To get a feel for how the program works, just launch it and click the green Scan button. By default it will scan your Documents folder and any subfolders, and you’ll quickly be looking at a report listing everything you’ve modified recently.
Click Settings and you can customise your scan, setting details like the folder to check, and the search depth (the folder only, 1 level, 10 and so on).
There’s an option to set the range of dates that interests you. This is initially set to the last week, but you can change this to the last day, three days, 5 days around last Christmas, whatever you like.
And elsewhere there are include and exclude filters; you can specify content which the file must include; you’re able to decide which file date to check (created, modified or accessed), and more. Click the Start button again to try the new settings.

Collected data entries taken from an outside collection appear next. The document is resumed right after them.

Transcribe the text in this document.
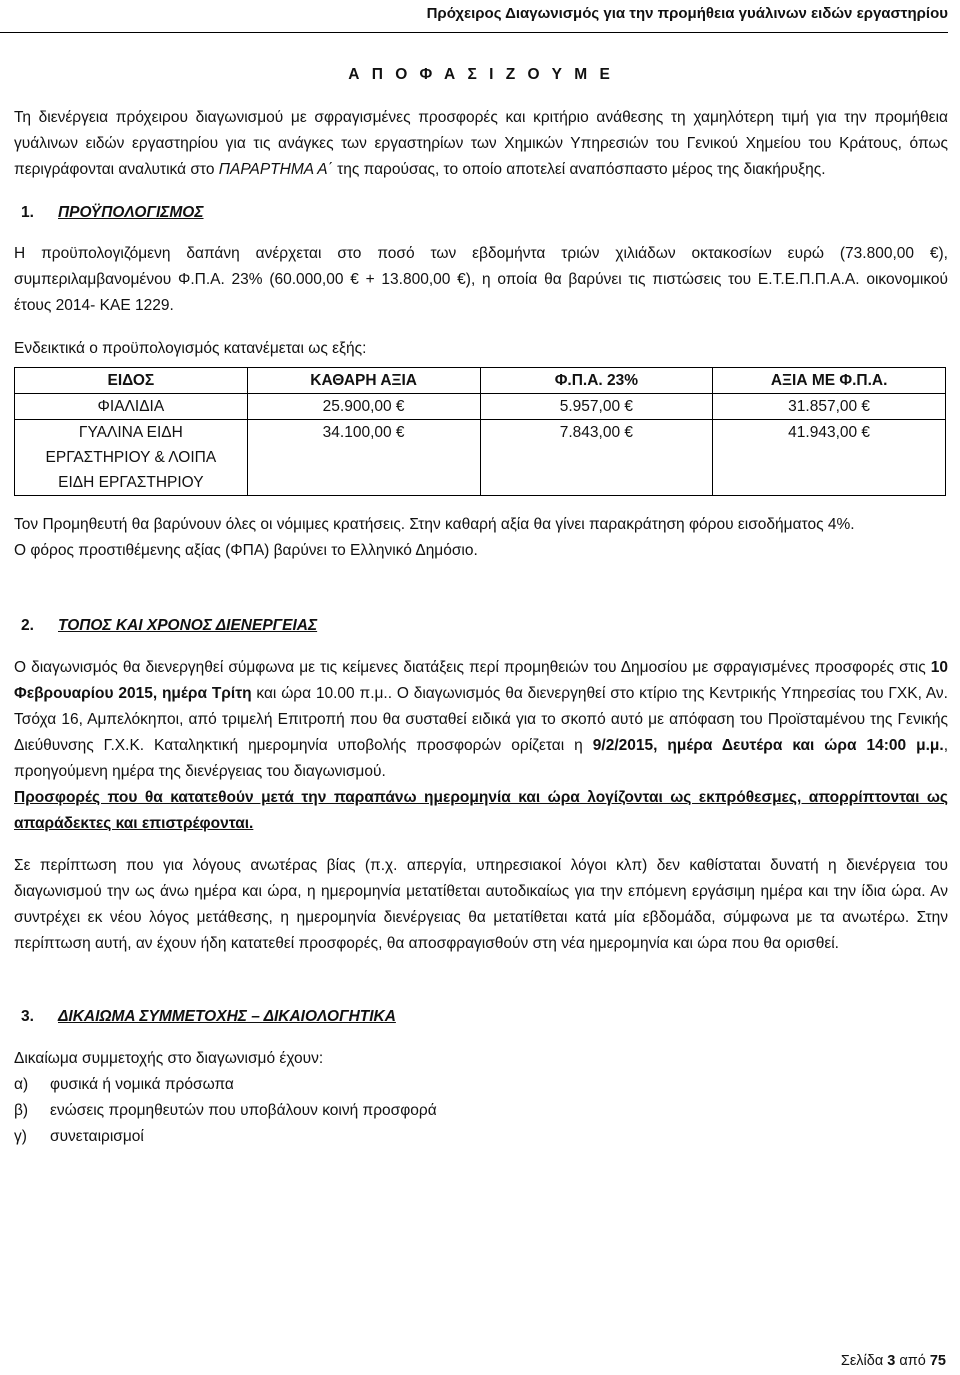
Πρόχειρος Διαγωνισμός για την προμήθεια γυάλινων ειδών εργαστηρίου

Α Π Ο Φ Α Σ Ι Ζ Ο Υ Μ Ε

Τη διενέργεια πρόχειρου διαγωνισμού με σφραγισμένες προσφορές και κριτήριο ανάθεσης τη χαμηλότερη τιμή για την προμήθεια γυάλινων ειδών εργαστηρίου για τις ανάγκες των εργαστηρίων των Χημικών Υπηρεσιών του Γενικού Χημείου του Κράτους, όπως περιγράφονται αναλυτικά στο ΠΑΡΑΡΤΗΜΑ Α΄ της παρούσας, το οποίο αποτελεί αναπόσπαστο μέρος της διακήρυξης.

1. ΠΡΟΫΠΟΛΟΓΙΣΜΟΣ

Η προϋπολογιζόμενη δαπάνη ανέρχεται στο ποσό των εβδομήντα τριών χιλιάδων οκτακοσίων ευρώ (73.800,00 €), συμπεριλαμβανομένου Φ.Π.Α. 23% (60.000,00 € + 13.800,00 €), η οποία θα βαρύνει τις πιστώσεις του Ε.Τ.Ε.Π.Π.Α.Α. οικονομικού έτους 2014- ΚΑΕ 1229.

Ενδεικτικά ο προϋπολογισμός κατανέμεται ως εξής:

ΕΙΔΟΣ	ΚΑΘΑΡΗ ΑΞΙΑ	Φ.Π.Α. 23%	ΑΞΙΑ ΜΕ Φ.Π.Α.
ΦΙΑΛΙΔΙΑ	25.900,00 €	5.957,00 €	31.857,00 €
ΓΥΑΛΙΝΑ ΕΙΔΗ ΕΡΓΑΣΤΗΡΙΟΥ & ΛΟΙΠΑ ΕΙΔΗ ΕΡΓΑΣΤΗΡΙΟΥ	34.100,00 €	7.843,00 €	41.943,00 €

Τον Προμηθευτή θα βαρύνουν όλες οι νόμιμες κρατήσεις. Στην καθαρή αξία θα γίνει παρακράτηση φόρου εισοδήματος 4%.

Ο φόρος προστιθέμενης αξίας (ΦΠΑ) βαρύνει το Ελληνικό Δημόσιο.

2. ΤΟΠΟΣ ΚΑΙ ΧΡΟΝΟΣ ΔΙΕΝΕΡΓΕΙΑΣ

Ο διαγωνισμός θα διενεργηθεί σύμφωνα με τις κείμενες διατάξεις περί προμηθειών του Δημοσίου με σφραγισμένες προσφορές στις 10 Φεβρουαρίου 2015, ημέρα Τρίτη και ώρα 10.00 π.μ.. Ο διαγωνισμός θα διενεργηθεί στο κτίριο της Κεντρικής Υπηρεσίας του ΓΧΚ, Αν. Τσόχα 16, Αμπελόκηποι, από τριμελή Επιτροπή που θα συσταθεί ειδικά για το σκοπό αυτό με απόφαση του Προϊσταμένου της Γενικής Διεύθυνσης Γ.Χ.Κ. Καταληκτική ημερομηνία υποβολής προσφορών ορίζεται η 9/2/2015, ημέρα Δευτέρα και ώρα 14:00 μ.μ., προηγούμενη ημέρα της διενέργειας του διαγωνισμού.

Προσφορές που θα κατατεθούν μετά την παραπάνω ημερομηνία και ώρα λογίζονται ως εκπρόθεσμες, απορρίπτονται ως απαράδεκτες και επιστρέφονται.

Σε περίπτωση που για λόγους ανωτέρας βίας (π.χ. απεργία, υπηρεσιακοί λόγοι κλπ) δεν καθίσταται δυνατή η διενέργεια του διαγωνισμού την ως άνω ημέρα και ώρα, η ημερομηνία μετατίθεται αυτοδικαίως για την επόμενη εργάσιμη ημέρα και την ίδια ώρα. Αν συντρέχει εκ νέου λόγος μετάθεσης, η ημερομηνία διενέργειας θα μετατίθεται κατά μία εβδομάδα, σύμφωνα με τα ανωτέρω. Στην περίπτωση αυτή, αν έχουν ήδη κατατεθεί προσφορές, θα αποσφραγισθούν στη νέα ημερομηνία και ώρα που θα ορισθεί.

3. ΔΙΚΑΙΩΜΑ ΣΥΜΜΕΤΟΧΗΣ – ΔΙΚΑΙΟΛΟΓΗΤΙΚΑ

Δικαίωμα συμμετοχής στο διαγωνισμό έχουν:

α) φυσικά ή νομικά πρόσωπα
β) ενώσεις προμηθευτών που υποβάλουν κοινή προσφορά
γ) συνεταιρισμοί
Σελίδα 3 από 75
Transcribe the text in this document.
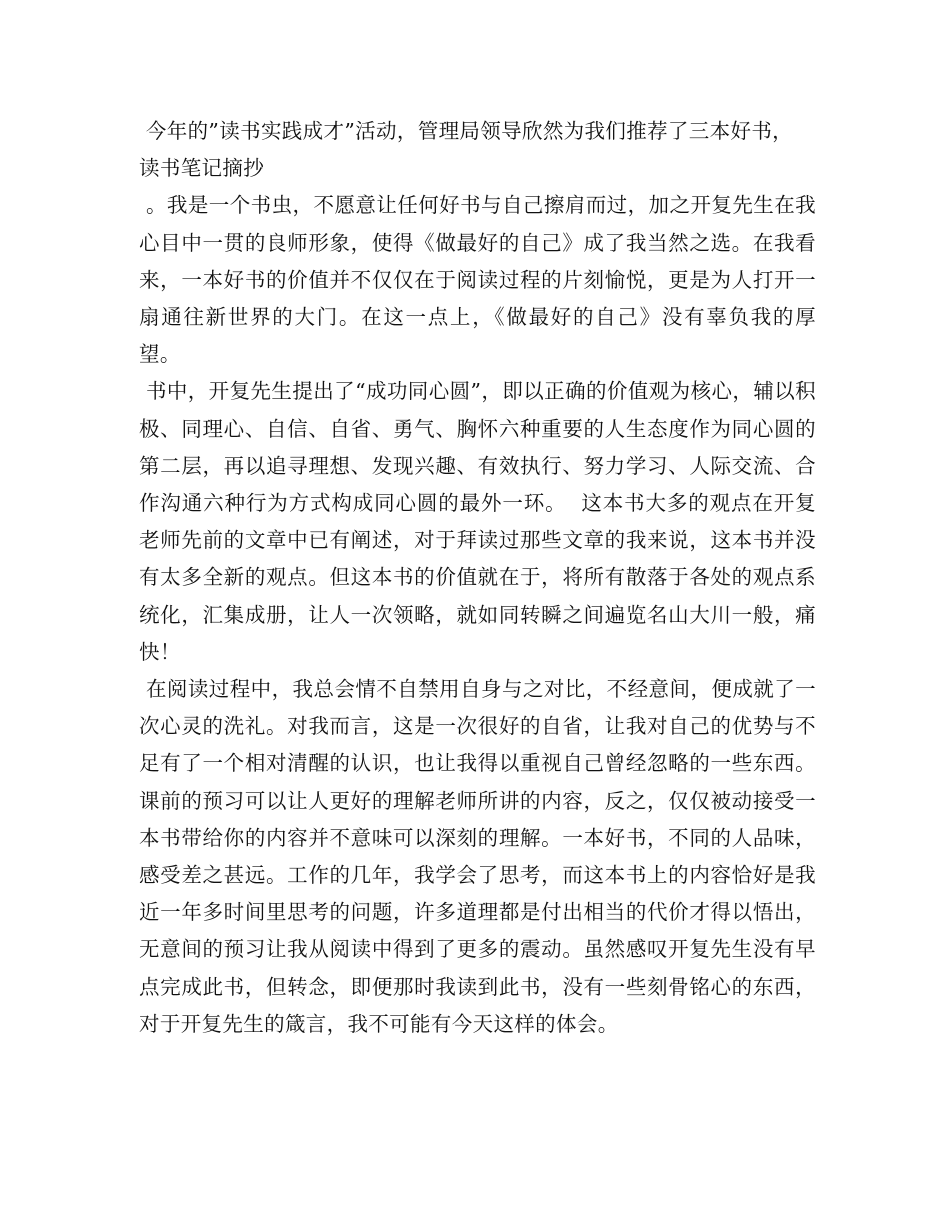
今年的”读书实践成才”活动，管理局领导欣然为我们推荐了三本好书，

读书笔记摘抄

。我是一个书虫，不愿意让任何好书与自己擦肩而过，加之开复先生在我心目中一贯的良师形象，使得《做最好的自己》成了我当然之选。在我看来，一本好书的价值并不仅仅在于阅读过程的片刻愉悦，更是为人打开一扇通往新世界的大门。在这一点上，《做最好的自己》没有辜负我的厚望。

书中，开复先生提出了“成功同心圆”，即以正确的价值观为核心，辅以积极、同理心、自信、自省、勇气、胸怀六种重要的人生态度作为同心圆的第二层，再以追寻理想、发现兴趣、有效执行、努力学习、人际交流、合作沟通六种行为方式构成同心圆的最外一环。  这本书大多的观点在开复老师先前的文章中已有阐述，对于拜读过那些文章的我来说，这本书并没有太多全新的观点。但这本书的价值就在于，将所有散落于各处的观点系统化，汇集成册，让人一次领略，就如同转瞬之间遍览名山大川一般，痛快！

在阅读过程中，我总会情不自禁用自身与之对比，不经意间，便成就了一次心灵的洗礼。对我而言，这是一次很好的自省，让我对自己的优势与不足有了一个相对清醒的认识，也让我得以重视自己曾经忽略的一些东西。课前的预习可以让人更好的理解老师所讲的内容，反之，仅仅被动接受一本书带给你的内容并不意味可以深刻的理解。一本好书，不同的人品味，感受差之甚远。工作的几年，我学会了思考，而这本书上的内容恰好是我近一年多时间里思考的问题，许多道理都是付出相当的代价才得以悟出，无意间的预习让我从阅读中得到了更多的震动。虽然感叹开复先生没有早点完成此书，但转念，即便那时我读到此书，没有一些刻骨铭心的东西，对于开复先生的箴言，我不可能有今天这样的体会。
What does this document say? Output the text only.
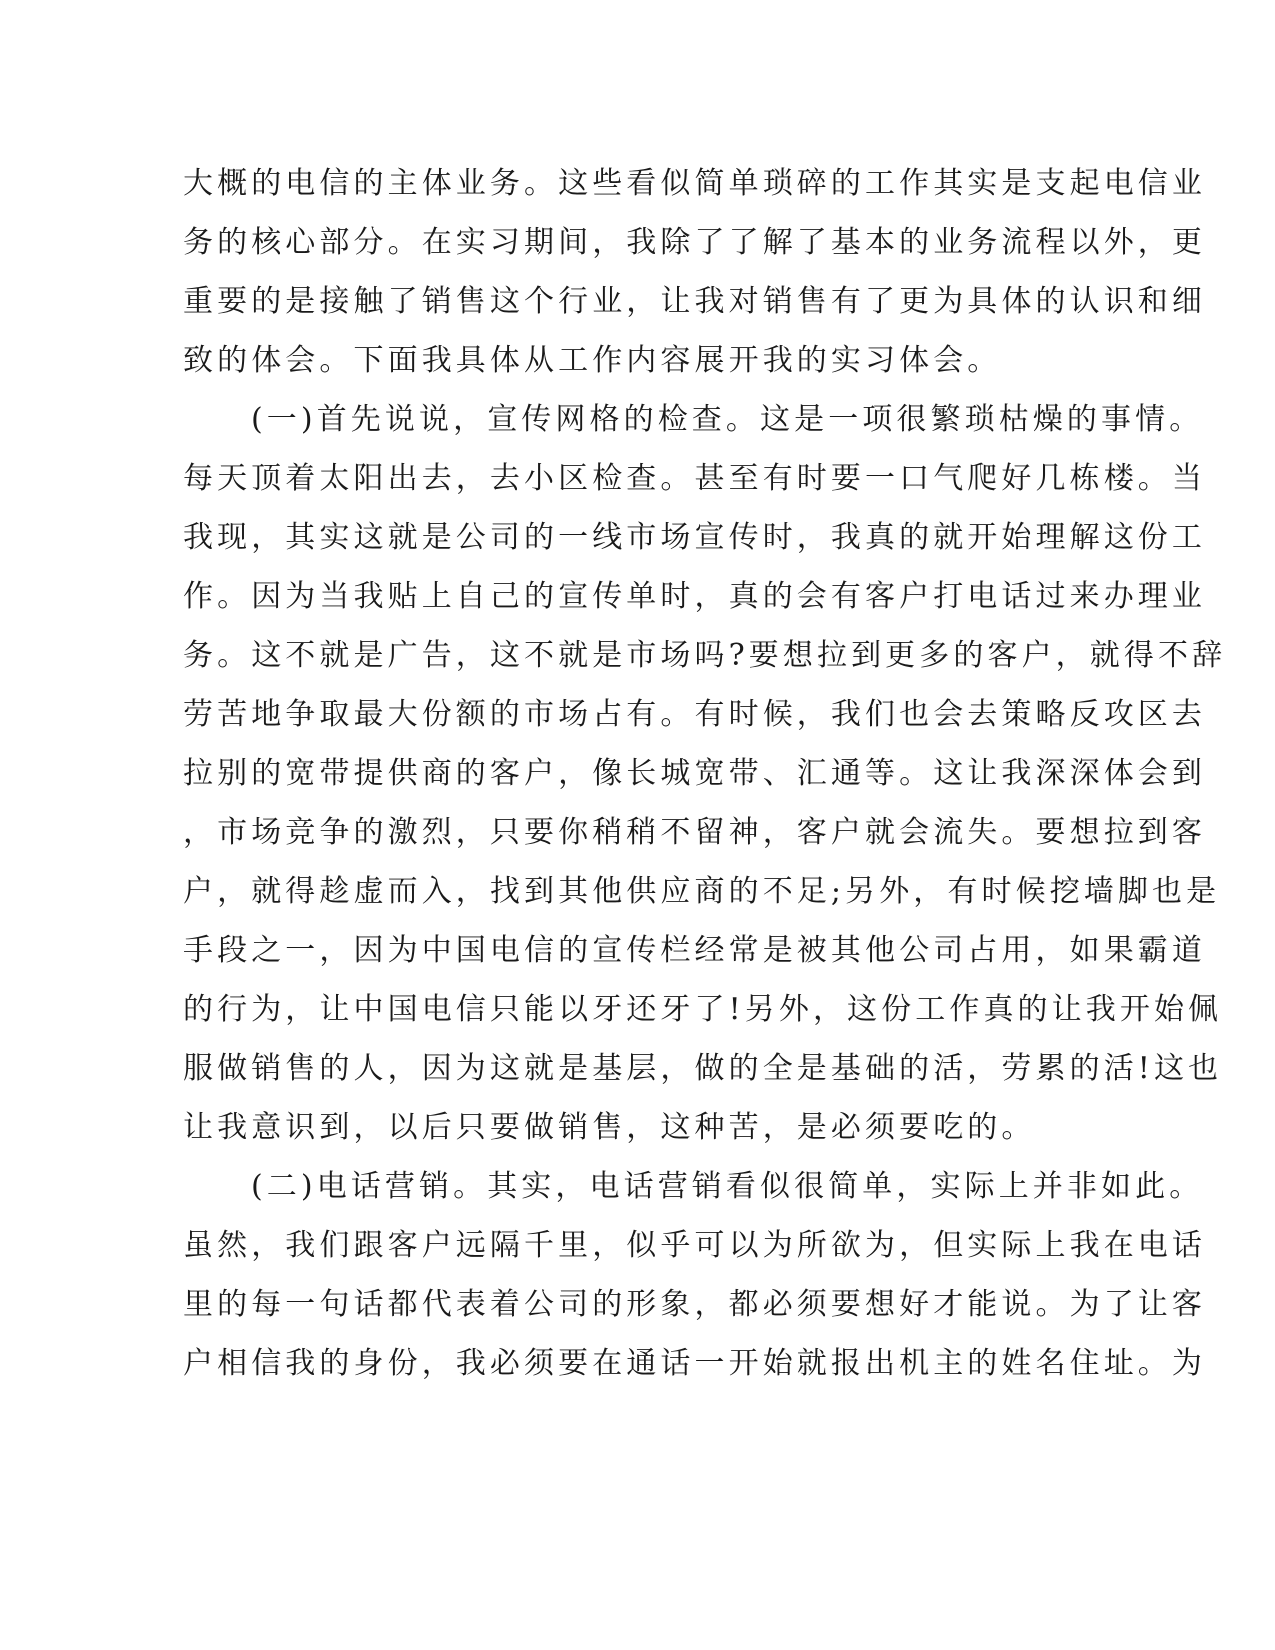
大概的电信的主体业务。这些看似简单琐碎的工作其实是支起电信业
务的核心部分。在实习期间，我除了了解了基本的业务流程以外，更
重要的是接触了销售这个行业，让我对销售有了更为具体的认识和细
致的体会。下面我具体从工作内容展开我的实习体会。
(一)首先说说，宣传网格的检查。这是一项很繁琐枯燥的事情。
每天顶着太阳出去，去小区检查。甚至有时要一口气爬好几栋楼。当
我现，其实这就是公司的一线市场宣传时，我真的就开始理解这份工
作。因为当我贴上自己的宣传单时，真的会有客户打电话过来办理业
务。这不就是广告，这不就是市场吗?要想拉到更多的客户，就得不辞
劳苦地争取最大份额的市场占有。有时候，我们也会去策略反攻区去
拉别的宽带提供商的客户，像长城宽带、汇通等。这让我深深体会到
，市场竞争的激烈，只要你稍稍不留神，客户就会流失。要想拉到客
户，就得趁虚而入，找到其他供应商的不足;另外，有时候挖墙脚也是
手段之一，因为中国电信的宣传栏经常是被其他公司占用，如果霸道
的行为，让中国电信只能以牙还牙了!另外，这份工作真的让我开始佩
服做销售的人，因为这就是基层，做的全是基础的活，劳累的活!这也
让我意识到，以后只要做销售，这种苦，是必须要吃的。
(二)电话营销。其实，电话营销看似很简单，实际上并非如此。
虽然，我们跟客户远隔千里，似乎可以为所欲为，但实际上我在电话
里的每一句话都代表着公司的形象，都必须要想好才能说。为了让客
户相信我的身份，我必须要在通话一开始就报出机主的姓名住址。为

The report you’ll produce from this isn’t just a text list. Right-click any file and you’ll find options to open it, view its containing folder, check the file’s properties, view a preview (for images) and more.
And if this still isn’t enough, click the binoculars icon and the program will monitor whatever folders you’ve specified, displaying newly created, changed or modified files in real time.
There are some oddities here. In particular, the program didn’t always work as we expected, either intermittently refusing to scan the path C:\ and replacing this with its own Program Files folder. We couldn’t figure out why, though -- other root folder scans worked fine, as did monitoring subfolders -- so this might be a specific issue with our test system.
Recent Files Scanner has some issues, then, but if you can live with its quirks (or perhaps avoid them entirely) then you’ll find a capable tool, very useful for monitoring file-related activity.